Now that we’ve done that, let’s sigh at what we’re actually left with. Passengers is a sleek and spectacular piece of science fiction moviemaking that glosses up a story perpetually idling on impulse engines. Worst of all, it never delivers on the hook heard in its trailers, as spoken by star Chris Pratt’s character: “There’s a reason we woke up early.” Apparently, there’s not. I’m not even sure that line made the final cut.
Going from Castaway In Space to Sci Fi: A Love Story to a Poseidon Misadventure final stretch, Passengers has an intriguing premise with a compelling ethical dilemma that struggles to know what to do with itself. It’s all predicated on the ridiculous basis that a starship carrying thousands of hibernated people for 120 years across space and time to colonize a new planet would have no – and I mean zero – safety precautions in case anything went wrong. In the future, apparently, everyone’s forgotten about the Titanic.
But even if you shrug your shoulders and just go with it, there ends up being not much to go with. Two of the passengers wake up 90 years too early, the first of an increasing amount of impossible (allegedly) malfunctions that steadily escalate over a few years. Fortunately for us, the two passengers bear a striking resemblance to the two biggest box office stars in the world right now, Pratt and Jennifer Lawrence. If you’re gonna get trapped in the cold death of space, it might as well be with a couple of sexy people on one heckuva starship.
And therein lies part of the problem. For as bad as it is to be doomed to live and die before everyone else arrives at the desired destination, the ship itself is a floating space age utopia. The guy is stuck with a hottie and the gal is stuck with a beefcake. I mean, it could be worse.
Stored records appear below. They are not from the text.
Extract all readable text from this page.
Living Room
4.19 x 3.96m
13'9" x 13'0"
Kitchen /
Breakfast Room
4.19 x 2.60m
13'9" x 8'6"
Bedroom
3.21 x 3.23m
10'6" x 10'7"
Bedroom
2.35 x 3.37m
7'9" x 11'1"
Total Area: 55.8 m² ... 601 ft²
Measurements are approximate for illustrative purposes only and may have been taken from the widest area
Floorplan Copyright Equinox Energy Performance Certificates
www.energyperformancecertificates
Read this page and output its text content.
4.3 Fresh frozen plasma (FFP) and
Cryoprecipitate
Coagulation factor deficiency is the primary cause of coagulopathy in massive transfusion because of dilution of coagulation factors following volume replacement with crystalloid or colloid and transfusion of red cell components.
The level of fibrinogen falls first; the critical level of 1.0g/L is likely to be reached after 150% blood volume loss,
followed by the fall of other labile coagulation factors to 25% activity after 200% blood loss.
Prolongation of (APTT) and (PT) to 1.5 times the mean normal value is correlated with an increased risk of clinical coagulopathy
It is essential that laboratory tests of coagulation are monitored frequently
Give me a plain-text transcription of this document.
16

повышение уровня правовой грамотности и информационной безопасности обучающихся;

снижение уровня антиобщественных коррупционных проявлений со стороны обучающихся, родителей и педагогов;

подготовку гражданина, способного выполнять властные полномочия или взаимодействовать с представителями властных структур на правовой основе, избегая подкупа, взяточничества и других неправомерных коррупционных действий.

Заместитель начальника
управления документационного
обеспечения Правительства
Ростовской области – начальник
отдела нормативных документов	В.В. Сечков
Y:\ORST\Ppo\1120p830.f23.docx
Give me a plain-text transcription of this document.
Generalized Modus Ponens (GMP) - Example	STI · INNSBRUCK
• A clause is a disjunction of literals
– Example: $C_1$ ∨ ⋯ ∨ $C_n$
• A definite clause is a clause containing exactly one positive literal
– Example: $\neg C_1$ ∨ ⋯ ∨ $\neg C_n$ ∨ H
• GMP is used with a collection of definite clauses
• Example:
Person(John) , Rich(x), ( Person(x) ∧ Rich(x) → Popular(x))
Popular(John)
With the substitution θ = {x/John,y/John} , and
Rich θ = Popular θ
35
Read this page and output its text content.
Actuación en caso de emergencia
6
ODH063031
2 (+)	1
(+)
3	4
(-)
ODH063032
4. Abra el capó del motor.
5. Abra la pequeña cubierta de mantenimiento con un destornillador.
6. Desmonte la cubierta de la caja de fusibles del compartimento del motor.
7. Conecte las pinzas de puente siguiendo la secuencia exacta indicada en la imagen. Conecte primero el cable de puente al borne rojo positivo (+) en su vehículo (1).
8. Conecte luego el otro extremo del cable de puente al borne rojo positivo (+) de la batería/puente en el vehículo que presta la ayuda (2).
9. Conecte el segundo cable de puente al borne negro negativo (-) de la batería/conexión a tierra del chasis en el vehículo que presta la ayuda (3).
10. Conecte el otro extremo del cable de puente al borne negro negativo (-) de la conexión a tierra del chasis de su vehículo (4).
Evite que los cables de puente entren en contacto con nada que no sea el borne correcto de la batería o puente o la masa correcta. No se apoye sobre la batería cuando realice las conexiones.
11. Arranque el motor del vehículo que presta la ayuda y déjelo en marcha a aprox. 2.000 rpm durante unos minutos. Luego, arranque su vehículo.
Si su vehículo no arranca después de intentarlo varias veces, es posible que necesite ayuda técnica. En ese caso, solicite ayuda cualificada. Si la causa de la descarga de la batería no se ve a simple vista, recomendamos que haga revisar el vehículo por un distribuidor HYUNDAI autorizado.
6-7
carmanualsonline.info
Of course it does get worse, in part because of a betrayal of trust, but also because the red alerts really start to stack up…but not before the narrative has slogged through one act of existential boredom, fears, and anger, followed by a second act of inevitable, perfunctory romancing. Michael Sheen’s robot bartender provides some charming dry comic relief with a creepy subtext, suggesting a sophisticated movie that, unfortunately, never materializes.
Neither do these characters, each so blandly conceived. He dreams of building things, she dreams of writing things. All that amounts to is Pratt and Lawrence doing their thing, but only Pratt distinguishes himself from previous roles by adding some genuinely understated dramatic chops to his aw-shucks likability. The star power here, as strong as it is, isn’t enough to humanize the rote script (it’s as lost in space as its characters are) or get us emotionally invested in whether these two make it or not. Honestly, you just won’t care.
Director Morten Tyldum (The Imitation Game) and screenwriter Jon Spaihts (Doctor Strange, Prometheus) eventually contrive some moderately effective plot mechanics in the third act but, even so, suspense is temporary and fleeting (buoyed by some inspired anti-gravity visual concepts). The more things amp up the more it all feels desperate to get some sort of dramatic traction going, even with the inherent high stakes. (Thomas Newman’s score feels like an odd fit, too, akin to the earthbound domestic dramas ala American Beauty that his style is associated with.)
The first-rate visuals – from special effects (very good) to technology and set designs (stunning) – are just enough to make the price of admission worth it, insofar as blockbuster eye candy goes (ditto the leads). Unfortunately, they’re not enough to elevate a reaction much beyond, “Eh, it’s alright I guess.”